Predictable? Of course.
Entertaining? Oh, absolutely.
From Meet-Cute to Meat Grinder

After the initial stages of the season, viewers may find themselves experiencing the manic masking of a cabin fever that has yet to be diagnosed. The primary bit feels like a Gothic romantic comedy mashup of knives out.
Jonathan Moore, a brooding literature professor known for his troubled past and a rather fetching beard, joins a new acquaintance group that happens to be loaded, only to be thrown into a new, dying one each episode. Somehow, Joe, our sweet deluded Joe, assumes that the true killer is someone else.
Now, meet Joe's fantasy character Rhys Montrose: a perfigment of Joe’s shattered psyche alongside figurative labels like mayoral candidate and memoirist. Major spoiler: he finds out that Rhys is not real and, therefore, instead, the shadows of Joe’s psyche that responds to all behind him, claim that he does.
Whole season. Surreal, isn't it? It's like being haggled in a disguised version of hide-and-seek with multiple corpses in your mind.
The Cage Is Back (And So Is Joe's Ego)

For our viewing pleasure, Season 4's flashback dedicated to Marienne remains one of the most deliciously twisted episodes. The reveal, however, is something troubling as to Joe’s character: he didn’t let her go.
Nope, she’s been trapped in his signature glass cage, aka the IKEA of serial killer décor. While he dissociates harder than a millennial trying to meditate, she’s been held captive by Joe... It’s both tragic and deeply on-brand.
The season also leans deep into the unreliable narration that Joe provides us with. This time, he’s outside his own head, and we watch him beginning to crack like an overbaked crème brûlée. Penn Badgley plays this unraveling with the charm of a man who knows he’s at war with himself—both the protagonist and the villain—and finally done pretending.
London, Blood, and the Death of Denial

The supporting characters contribute a cossetting splash of dark humor as Lady Phoebe epitomizes British royalty gone wildly wrong but is somehow endearing. And Kate, Joe's latest aspiration, essentially ‘the final boss of damaged women', is far too alluring — knowing that Joe has ill intentions, and being equally flawed makes it either seductive — or perhaps inevitable.
In the episode's finale, Joe goes off the rails with a dramatic spiral and full-fledged insanity.

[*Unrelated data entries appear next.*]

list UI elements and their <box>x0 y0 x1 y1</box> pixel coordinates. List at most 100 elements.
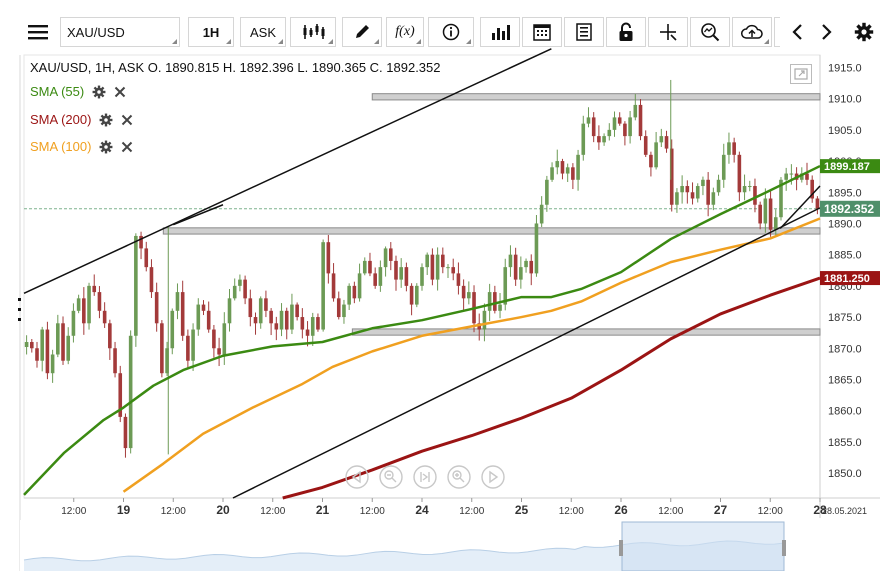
candle-body <box>342 304 346 318</box>
arrow-left-nav-button[interactable] <box>345 465 369 489</box>
sma-55-settings[interactable] <box>92 85 106 99</box>
scroll-right-button[interactable] <box>812 17 840 47</box>
calendar-button[interactable] <box>522 17 562 47</box>
sma-100-settings[interactable] <box>99 140 113 154</box>
candle-body <box>279 310 284 330</box>
zoom-button[interactable] <box>690 17 730 47</box>
price-label: 1899.187 <box>824 161 870 173</box>
candle-body <box>711 192 716 205</box>
cloud-upload-icon <box>741 24 763 39</box>
gear-icon <box>99 140 113 153</box>
volume-button[interactable] <box>480 17 520 47</box>
candle-body <box>232 285 237 299</box>
candle-body <box>102 310 107 324</box>
support-resistance-zone <box>371 93 821 101</box>
x-tick-label: 21 <box>316 503 330 517</box>
fit-nav-button[interactable] <box>413 465 437 489</box>
zoom-in-nav-button[interactable] <box>447 465 471 489</box>
scroll-left-button[interactable] <box>784 17 812 47</box>
sma-100-remove[interactable] <box>121 141 133 153</box>
candle-body <box>565 167 570 174</box>
lock-button[interactable] <box>606 17 646 47</box>
symbol-select[interactable]: XAU/USD <box>60 17 180 47</box>
timeframe-select[interactable]: 1H <box>188 17 234 47</box>
candle-body <box>56 323 60 355</box>
calendar-icon <box>533 24 551 41</box>
chart-type-button[interactable] <box>290 17 336 47</box>
ohlc-readout: XAU/USD, 1H, ASK O. 1890.815 H. 1892.396… <box>30 60 441 75</box>
candle-body <box>66 335 71 361</box>
candle-body <box>508 254 513 268</box>
indicators-button[interactable]: f(x) <box>386 17 424 47</box>
candle-body <box>290 304 294 330</box>
timeframe-label: 1H <box>202 24 220 40</box>
y-tick-label: 1855.0 <box>828 437 862 449</box>
sma-200-legend[interactable]: SMA (200) <box>30 112 133 127</box>
candle-body <box>664 136 669 149</box>
candle-body <box>706 179 710 205</box>
candle-body <box>108 323 112 349</box>
expand-chart-button[interactable] <box>790 64 812 84</box>
upload-button[interactable] <box>732 17 772 47</box>
candle-body <box>685 186 690 193</box>
info-button[interactable] <box>428 17 474 47</box>
notes-button[interactable] <box>564 17 604 47</box>
sma-55-remove[interactable] <box>114 86 126 98</box>
zoom-in-glyph <box>452 470 465 483</box>
candle-body <box>529 260 534 274</box>
fit-icon <box>413 465 437 489</box>
crosshair-icon <box>660 24 677 41</box>
zoom-in-icon <box>447 465 471 489</box>
candle-body <box>264 298 268 311</box>
candle-body <box>118 373 123 417</box>
close-icon <box>114 86 126 97</box>
candle-body <box>97 292 102 311</box>
x-tick-label: 27 <box>714 503 728 517</box>
candle-body <box>716 179 721 193</box>
candle-body <box>144 248 149 268</box>
candle-body <box>326 242 331 274</box>
candle-body <box>456 273 461 286</box>
y-tick-label: 1860.0 <box>828 406 862 418</box>
candle-body <box>753 186 757 205</box>
settings-button[interactable] <box>850 17 878 47</box>
candle-body <box>695 186 700 199</box>
sma-55-legend[interactable]: SMA (55) <box>30 84 126 99</box>
candle-body <box>388 248 393 261</box>
candle-body <box>727 142 731 155</box>
crosshair-button[interactable] <box>648 17 688 47</box>
candle-body <box>539 204 544 224</box>
support-resistance-zone <box>162 227 821 235</box>
arrow-left-glyph <box>351 470 361 484</box>
navigator-window <box>621 521 785 571</box>
navigator-handle-right <box>782 540 786 556</box>
sma-200-remove[interactable] <box>121 114 133 126</box>
candle-body <box>467 292 471 299</box>
sma-100-legend[interactable]: SMA (100) <box>30 139 133 154</box>
price-type-select[interactable]: ASK <box>240 17 286 47</box>
candle-body <box>503 267 508 305</box>
candle-body <box>357 273 362 299</box>
candle-body <box>134 235 138 336</box>
candle-body <box>701 179 705 187</box>
candle-body <box>659 136 664 143</box>
candle-body <box>550 167 554 180</box>
candle-body <box>368 260 372 274</box>
sma-200-settings[interactable] <box>99 113 113 127</box>
candle-body <box>602 136 606 143</box>
candle-body <box>628 117 632 137</box>
menu-button[interactable] <box>24 17 52 47</box>
y-tick-label: 1915.0 <box>828 62 862 74</box>
symbol-label: XAU/USD <box>67 24 125 40</box>
candle-body <box>310 317 315 336</box>
fit-glyph <box>420 472 430 482</box>
draw-button[interactable] <box>342 17 382 47</box>
candle-body <box>721 154 726 180</box>
y-tick-label: 1865.0 <box>828 374 862 386</box>
arrow-right-nav-button[interactable] <box>481 465 505 489</box>
trendline <box>23 48 552 295</box>
expand-icon <box>794 68 808 80</box>
zoom-out-nav-button[interactable] <box>379 465 403 489</box>
price-label: 1892.352 <box>824 202 874 216</box>
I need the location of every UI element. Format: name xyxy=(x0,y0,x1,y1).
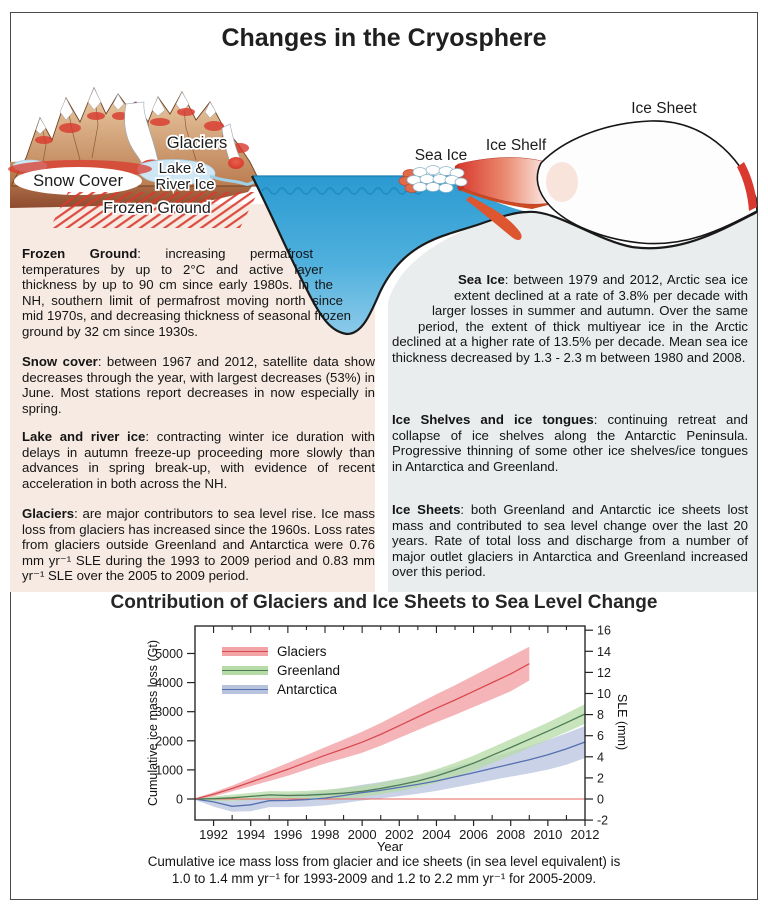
legend-label-glaciers: Glaciers xyxy=(277,644,327,659)
svg-text:14: 14 xyxy=(597,645,611,659)
svg-text:2006: 2006 xyxy=(459,827,488,842)
lake-river-ice-label-line1: Lake & xyxy=(159,160,206,177)
svg-text:2012: 2012 xyxy=(571,827,600,842)
y-axis-label-right: SLE (mm) xyxy=(615,693,629,751)
svg-text:8: 8 xyxy=(597,708,604,722)
page-title: Changes in the Cryosphere xyxy=(221,24,547,52)
svg-text:1998: 1998 xyxy=(311,827,340,842)
svg-text:5000: 5000 xyxy=(155,647,183,661)
right-panel-background-and-bedrock xyxy=(388,211,757,592)
svg-text:12: 12 xyxy=(597,666,611,680)
chart-title: Contribution of Glaciers and Ice Sheets … xyxy=(110,592,658,613)
svg-text:1992: 1992 xyxy=(199,827,228,842)
svg-text:2008: 2008 xyxy=(496,827,525,842)
sea-level-chart: 0 1000 2000 3000 4000 5000 -2 0 2 4 6 8 10 12 14 16 1992… xyxy=(155,624,611,842)
sea-ice-body: : between 1979 and 2012, Arctic sea ice … xyxy=(392,272,748,365)
legend-item-glaciers: Glaciers xyxy=(222,642,340,661)
frozen-ground-label: Frozen Ground xyxy=(103,200,211,217)
svg-text:4000: 4000 xyxy=(155,676,183,690)
ice-shelves-lead: Ice Shelves and ice tongues xyxy=(392,412,594,427)
svg-text:0: 0 xyxy=(597,793,604,807)
snow-cover-lead: Snow cover xyxy=(22,354,98,369)
frozen-ground-hatch xyxy=(50,192,258,228)
lake-river-ice-label-line2: River Ice xyxy=(155,176,214,193)
legend-label-greenland: Greenland xyxy=(277,663,341,678)
svg-text:2000: 2000 xyxy=(348,827,377,842)
sea-ice-floes xyxy=(398,165,468,193)
legend-item-antarctica: Antarctica xyxy=(222,680,340,699)
svg-text:2000: 2000 xyxy=(155,734,183,748)
glaciers-swatch xyxy=(222,647,268,656)
greenland-swatch xyxy=(222,666,268,675)
svg-text:-2: -2 xyxy=(597,814,608,828)
svg-text:1000: 1000 xyxy=(155,763,183,777)
svg-text:16: 16 xyxy=(597,624,611,638)
legend-item-greenland: Greenland xyxy=(222,661,340,680)
water-wave-line xyxy=(261,187,423,195)
x-axis-label: Year xyxy=(376,839,404,854)
ice-sheet-label: Ice Sheet xyxy=(631,100,697,117)
svg-text:2010: 2010 xyxy=(533,827,562,842)
ice-shelf-label: Ice Shelf xyxy=(486,137,547,154)
svg-text:1994: 1994 xyxy=(236,827,265,842)
bedrock xyxy=(251,175,758,336)
caption-line-2: 1.0 to 1.4 mm yr⁻¹ for 1993-2009 and 1.2… xyxy=(171,871,597,886)
sea-water xyxy=(252,176,527,334)
glaciers-lead: Glaciers xyxy=(22,506,75,521)
svg-text:2002: 2002 xyxy=(385,827,414,842)
svg-text:6: 6 xyxy=(597,729,604,743)
ice-shelves-paragraph: Ice Shelves and ice tongues: continuing … xyxy=(392,412,748,474)
glaciers-paragraph: Glaciers: are major contributors to sea … xyxy=(22,506,375,584)
svg-text:0: 0 xyxy=(176,793,183,807)
svg-text:3000: 3000 xyxy=(155,705,183,719)
svg-text:2004: 2004 xyxy=(422,827,451,842)
ice-sheets-paragraph: Ice Sheets: both Greenland and Antarctic… xyxy=(392,502,748,580)
glaciers-label: Glaciers xyxy=(167,134,228,152)
melt-streak xyxy=(466,196,522,241)
ice-sheet-red-sliver xyxy=(737,162,757,211)
ice-sheets-body: : both Greenland and Antarctic ice sheet… xyxy=(392,502,748,579)
snow-cover-label: Snow Cover xyxy=(33,172,123,190)
snow-caps xyxy=(35,87,217,135)
antarctica-swatch xyxy=(222,685,268,694)
glaciers-body: : are major contributors to sea level ri… xyxy=(22,506,375,583)
lake-river-ice-paragraph: Lake and river ice: contracting winter i… xyxy=(22,429,375,491)
y-axis-label-left: Cumulative ice mass loss (Gt) xyxy=(146,639,160,807)
legend-label-antarctica: Antarctica xyxy=(277,682,338,697)
cryosphere-illustration: Glaciers Snow Cover Lake & River Ice Fro… xyxy=(8,86,758,592)
svg-text:4: 4 xyxy=(597,750,604,764)
frozen-ground-lead: Frozen Ground xyxy=(22,246,138,261)
svg-text:10: 10 xyxy=(597,687,611,701)
frozen-ground-paragraph: Frozen Ground: increasing permafrost tem… xyxy=(22,246,375,339)
snow-cover-body: : between 1967 and 2012, satellite data … xyxy=(22,354,375,416)
svg-text:2: 2 xyxy=(597,771,604,785)
sea-ice-lead: Sea Ice xyxy=(458,272,505,287)
snow-cover-area xyxy=(8,160,152,195)
ice-sheets-lead: Ice Sheets xyxy=(392,502,461,517)
sea-ice-label: Sea Ice xyxy=(415,147,468,164)
chart-legend: Glaciers Greenland Antarctica xyxy=(222,642,340,699)
caption-line-1: Cumulative ice mass loss from glacier an… xyxy=(147,854,621,869)
snow-cover-paragraph: Snow cover: between 1967 and 2012, satel… xyxy=(22,354,375,416)
ice-shelves-body: : continuing retreat and collapse of ice… xyxy=(392,412,748,474)
lake-river-ice-body: : contracting winter ice duration with d… xyxy=(22,429,375,491)
frozen-ground-body: : increasing permafrost temperatures by … xyxy=(22,246,351,339)
lake-river-ice-lead: Lake and river ice xyxy=(22,429,146,444)
svg-text:1996: 1996 xyxy=(273,827,302,842)
ice-sheet-shape xyxy=(536,120,758,245)
sea-ice-paragraph: Sea Ice: between 1979 and 2012, Arctic s… xyxy=(392,272,748,365)
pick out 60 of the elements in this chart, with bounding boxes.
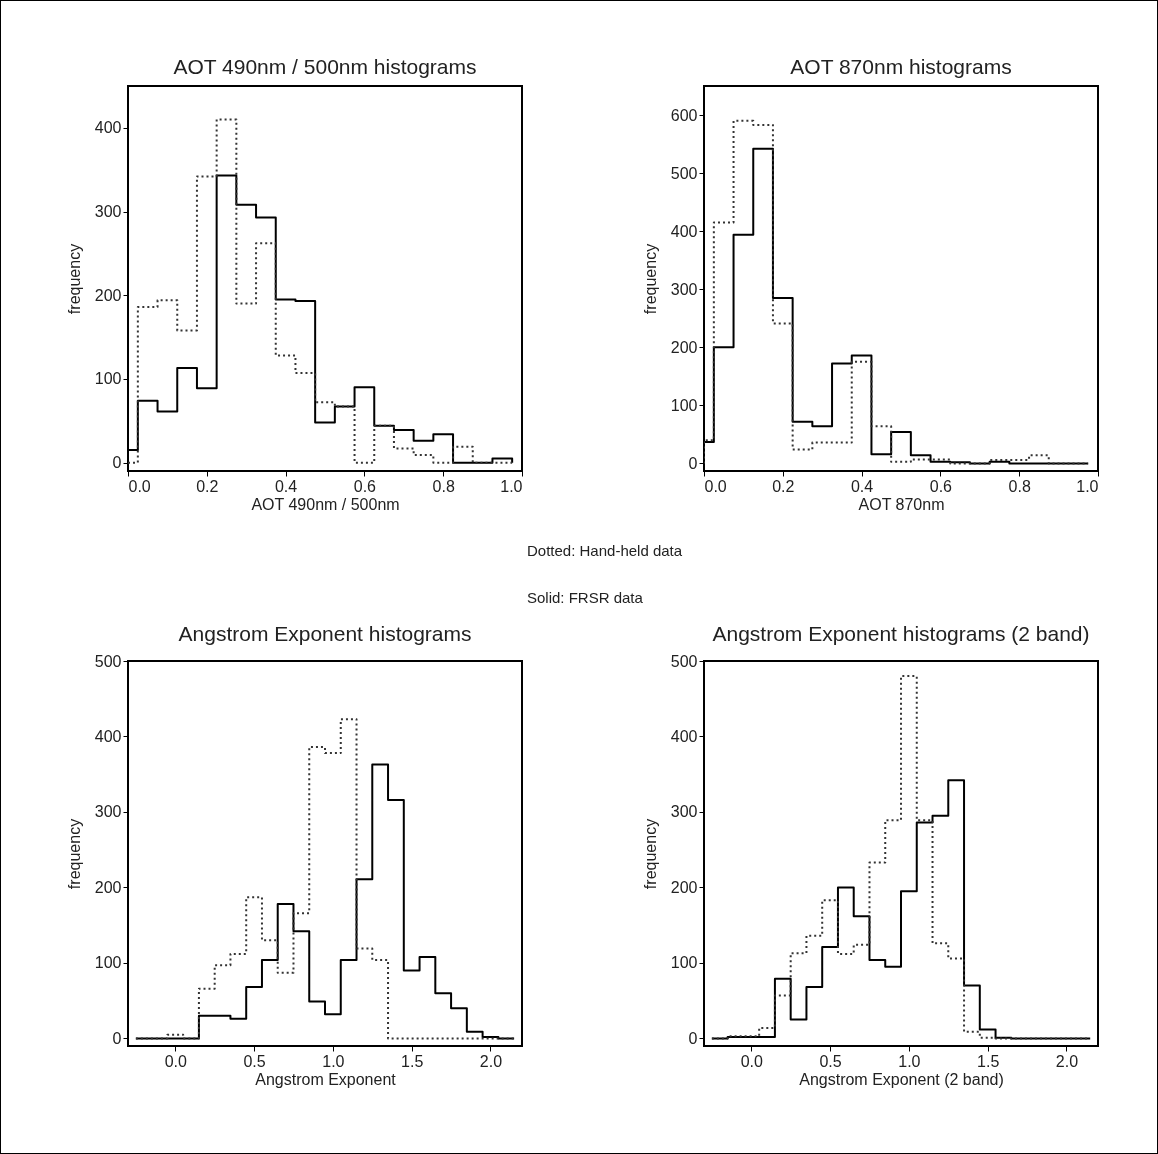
y-tick-label: 200 — [670, 878, 698, 896]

He murders Kate's father, attempts suicide by jumping off a bridge (he truly jumps, believe it or not), survives, and then makes his way to NYC like some deranged phoenix cloaked in cashmere.
Devoid of a moral compass and embracing his darker nature, Joe's no longer concealing psychotic tendencies behind warped ethics. He is now wealthy, powerful... and heartbreakingly self-aware.
The worlds of chaos and sham humanity have zero sympathy.
Final Verdict: You’re Gonna Want to Watch This

I'll give this season 9/10⭐
You Season 4 is perhaps the franchise’s most ambitious and self-referential installment – and morally bankrupt - and that's quite something. The seductive romance themes of prior seasons have been completely abandoned, replaced with self-reflective, introspective horror and frenetic hallucinations. Sure.
The pacing in Part 1 is all over the place, and some plot twists are delivered with all the finesse of a sledgehammer, but that’s the beauty of it.